To the average physician, the words "meaningful use" imply use that contributes substantially to improved care, a better work experience and/or improved safety. These are clearly non-functional requirements. To the extent that an EHR exhibits qualities that facilitate the realization of these objectives, physicians would say that their use of such a system was "meaningful." If the EHR interfered, even if it performed useful functions, physicians might have little interest in using it at all.

The government has repeated a frequent blunder — that of creating a new, counter-intuitive definition for words that already have a clear, common-sense meaning. The new "meaningful use" does not address qualities.  Rather, it is now denotes a detailed, but over-specified, set of functional requirements that an EHR must satisfy.

Apart from confusing physicians, the HHS inspector general was led to ask some interesting questions centering on the following theme: Are EHRs that meet the certification (functional) requirements capable of collecting data that is sufficiently detailed and accurate to meet the reporting (functional) requirements specified by meaningful use?

The inspector general's report says (among other things): "Although CMS’ prepayment validation functions correctly, it does not verify that self-reported information is accurate. The validation checks that self-reported numerators and denominators calculate to required percentage thresholds and that all relevant yes/no measures were checked 'yes.' However, it does not verify that numerators and denominators entered for percentage-based measures reflect the actual number of patients for a given measure or that professionals and hospitals possess certified EHR technology. Sufficient data are not available to verify self-reported information through automated system edits… CMS considered using automated … system edits to verify professionals’ and hospitals’ self-reported meaningful use information prior to payment, but found that sufficient data were not available to do so…
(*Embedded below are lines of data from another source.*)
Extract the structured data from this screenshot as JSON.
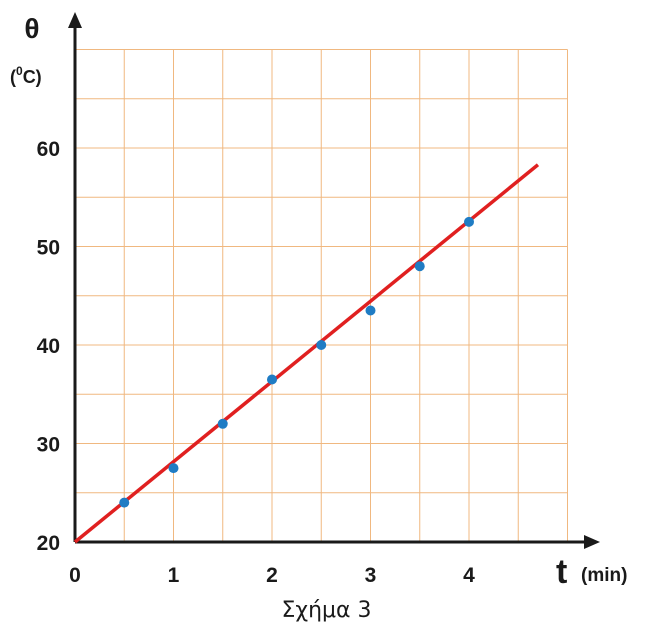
{
  "chart_data": {
    "type": "scatter",
    "caption": "Σχήμα 3",
    "xlabel": "t",
    "xlabel_unit": "(min)",
    "ylabel": "θ",
    "ylabel_unit_prefix": "(",
    "ylabel_unit_sup": "0",
    "ylabel_unit_suffix": "C)",
    "xlim": [
      0,
      5
    ],
    "ylim": [
      20,
      70
    ],
    "x_ticks": [
      "0",
      "1",
      "2",
      "3",
      "4"
    ],
    "y_ticks": [
      "20",
      "30",
      "40",
      "50",
      "60"
    ],
    "grid": true,
    "colors": {
      "grid": "#f0b880",
      "axis": "#1a1a1a",
      "line": "#e02020",
      "points": "#1f7cc4"
    },
    "points": [
      {
        "x": 0.5,
        "y": 24
      },
      {
        "x": 1.0,
        "y": 27.5
      },
      {
        "x": 1.5,
        "y": 32
      },
      {
        "x": 2.0,
        "y": 36.5
      },
      {
        "x": 2.5,
        "y": 40
      },
      {
        "x": 3.0,
        "y": 43.5
      },
      {
        "x": 3.5,
        "y": 48
      },
      {
        "x": 4.0,
        "y": 52.5
      }
    ],
    "fit_line": {
      "x": [
        0,
        4.7
      ],
      "y": [
        20,
        58.3
      ]
    }
  }
}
"CMS did not identify any data sources it could use to verify any of the 49 meaningful use measures. According to CMS staff, existing internal and external data sources are not comprehensive enough for verification and, in some cases, are not easily accessible. Further, no data sources exist for many of the meaningful use measures."

Each meaningful use measure carries an implied definition of which patients or cases should contribute to its denominator. In almost every instance, patients should be excluded if there are ambiguities or uncertainties about their data. Unfortunately, the typical data system is based on the assumption that accurate, unambiguous data are always available. They do not make provisions for gathering ambiguous, approximate data nor do they even allow a "data quality indicator" that could flag the entered data as imprecise or suspect.

Perhaps the inspector general is beginning to appreciate what could have been predicted from theory: Today's EHRs are not designed to collect data in a way that allows accurate meaningful use reports to be created. Now he must decide whether form or function is more important. If form, then: Don't ask; don't tell. Just trust the self-reporting and OK the payments. If function, then: Make no payments. Go back to the drawing board and either change the criteria for reporting or change the criteria for certification. The present situation would be laughable if it weren't so pathetic.